Turkish gov’t vows to make coal-fired plants eco-friendly by 2019

Turkish gov’t vows to make coal-fired plants eco-friendly by 2019

Turkish gov’t vows to make coal-fired plants eco-friendly by 2019

Turkey has pushed the button to transform its outdated coal-fired power plants through the latest technologies to make them much more environmentally friendly, a process that will be completed in 2019, a top official has announced.

Speaking at the Eighth Istanbul International Center for Energy and Climate (IICEC) Forum in Istanbul, Energy Minister Berat Albayrak elaborated on the cabinet’s renewable energy steps, adding that Turkey’s pollution classification must be revised.

“Some 64 percent of the installed power capacity was based on renewable power resources in the first eight months of the year. In terms of the newly-installed power capacity from renewable resources, Turkey became the third in Europe with these numbers. Some 35,874 megawatts, or 44.8 percent, of Turkey’s total installed power capacity at 81,355 MW come from renewable sources,” he said, adding that the Energy Ministry also set the required infrastructure to turn all coal-fired power plants into ecological-friendly facilities.

“We will transform all outdated coal-fired power plants through the latest ecological-friendly technologies. We plan to complete our green investments in these power plants by 2019 in an effort to minimize their negative impacts on public health and nature,” Albayrak said.

He also slammed Turkey’s classification as a polluter and noted the country was one of the least air polluters worldwide.

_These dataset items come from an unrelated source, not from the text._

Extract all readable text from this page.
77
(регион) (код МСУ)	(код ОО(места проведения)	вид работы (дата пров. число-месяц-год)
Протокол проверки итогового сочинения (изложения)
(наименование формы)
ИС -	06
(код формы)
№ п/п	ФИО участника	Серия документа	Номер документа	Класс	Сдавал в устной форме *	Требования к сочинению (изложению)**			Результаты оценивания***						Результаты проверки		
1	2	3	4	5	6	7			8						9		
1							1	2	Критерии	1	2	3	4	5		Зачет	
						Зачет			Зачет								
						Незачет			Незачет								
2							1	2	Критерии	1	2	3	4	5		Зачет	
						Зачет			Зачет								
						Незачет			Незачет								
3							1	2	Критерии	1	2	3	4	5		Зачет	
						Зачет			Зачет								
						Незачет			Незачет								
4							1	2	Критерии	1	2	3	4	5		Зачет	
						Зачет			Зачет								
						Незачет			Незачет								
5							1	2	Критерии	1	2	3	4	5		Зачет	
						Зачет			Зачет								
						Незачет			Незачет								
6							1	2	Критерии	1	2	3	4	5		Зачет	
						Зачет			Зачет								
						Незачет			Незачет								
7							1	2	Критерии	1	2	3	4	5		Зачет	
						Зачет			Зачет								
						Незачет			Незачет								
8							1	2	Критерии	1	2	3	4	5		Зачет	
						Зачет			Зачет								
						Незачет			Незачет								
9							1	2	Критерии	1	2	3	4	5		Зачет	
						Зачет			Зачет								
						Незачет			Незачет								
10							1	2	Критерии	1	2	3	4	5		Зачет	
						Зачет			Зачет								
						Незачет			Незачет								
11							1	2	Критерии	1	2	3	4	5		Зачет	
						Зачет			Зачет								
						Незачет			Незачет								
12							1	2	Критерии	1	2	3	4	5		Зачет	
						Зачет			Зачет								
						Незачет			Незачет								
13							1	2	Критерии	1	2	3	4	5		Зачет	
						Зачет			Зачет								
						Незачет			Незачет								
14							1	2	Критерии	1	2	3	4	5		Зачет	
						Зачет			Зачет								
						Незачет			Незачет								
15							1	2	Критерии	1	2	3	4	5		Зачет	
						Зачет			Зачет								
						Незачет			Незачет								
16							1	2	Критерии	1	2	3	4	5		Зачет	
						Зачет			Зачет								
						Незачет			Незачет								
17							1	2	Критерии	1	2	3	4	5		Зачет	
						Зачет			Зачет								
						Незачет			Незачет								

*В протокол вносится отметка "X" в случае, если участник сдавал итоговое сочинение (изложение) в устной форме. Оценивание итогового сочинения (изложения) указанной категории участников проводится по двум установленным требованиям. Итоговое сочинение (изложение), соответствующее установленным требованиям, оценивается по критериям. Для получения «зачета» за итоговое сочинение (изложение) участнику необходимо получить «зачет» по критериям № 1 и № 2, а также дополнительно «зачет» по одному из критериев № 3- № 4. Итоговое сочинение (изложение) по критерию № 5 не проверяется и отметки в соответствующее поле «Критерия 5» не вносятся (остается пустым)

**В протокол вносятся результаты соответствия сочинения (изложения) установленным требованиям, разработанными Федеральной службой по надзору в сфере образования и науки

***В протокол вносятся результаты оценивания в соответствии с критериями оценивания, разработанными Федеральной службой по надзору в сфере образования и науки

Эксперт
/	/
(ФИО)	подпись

‘Update needed in Turkey’s ranking’

“It is not fair for Turkey to be put under the same category with the largest polluters, although it is one of the least in this category. Turkey’s greenhouse emission is 5.9-6 tons per capita; much lower than its counterparts in the same category with it, including the United States with 16 tons or Russia with 11 tons,” Albayrak said.

In this vein, Turkey’s ranking in the Paris Climate Agreement needs updating, he added.

At the same conference, organized by Sabancı University’s IICEC, International Energy Agency (IEA) Executive Director Fatih Birol said eco-friendly renewable energy sources have become more prevalent with declining costs.

“Almost two-thirds of the new energy output that will be produced in the next five years will come from renewable energy sources,” he said, adding that a significant decrease in wind power production costs played a key role here.

“Solar power costs are expected to decrease by half by 2020,” Birol noted.

The world’s renewable electricity capacity is set to rise sharply over the next five years, the IEA said in its latest outlook, expanding 43 percent on today’s levels.

The forecast—a significant upwards revision of the IEA’s renewables projections last year—is largely driven by increasing expansion of solar energy in China and India, the Paris-based organization said.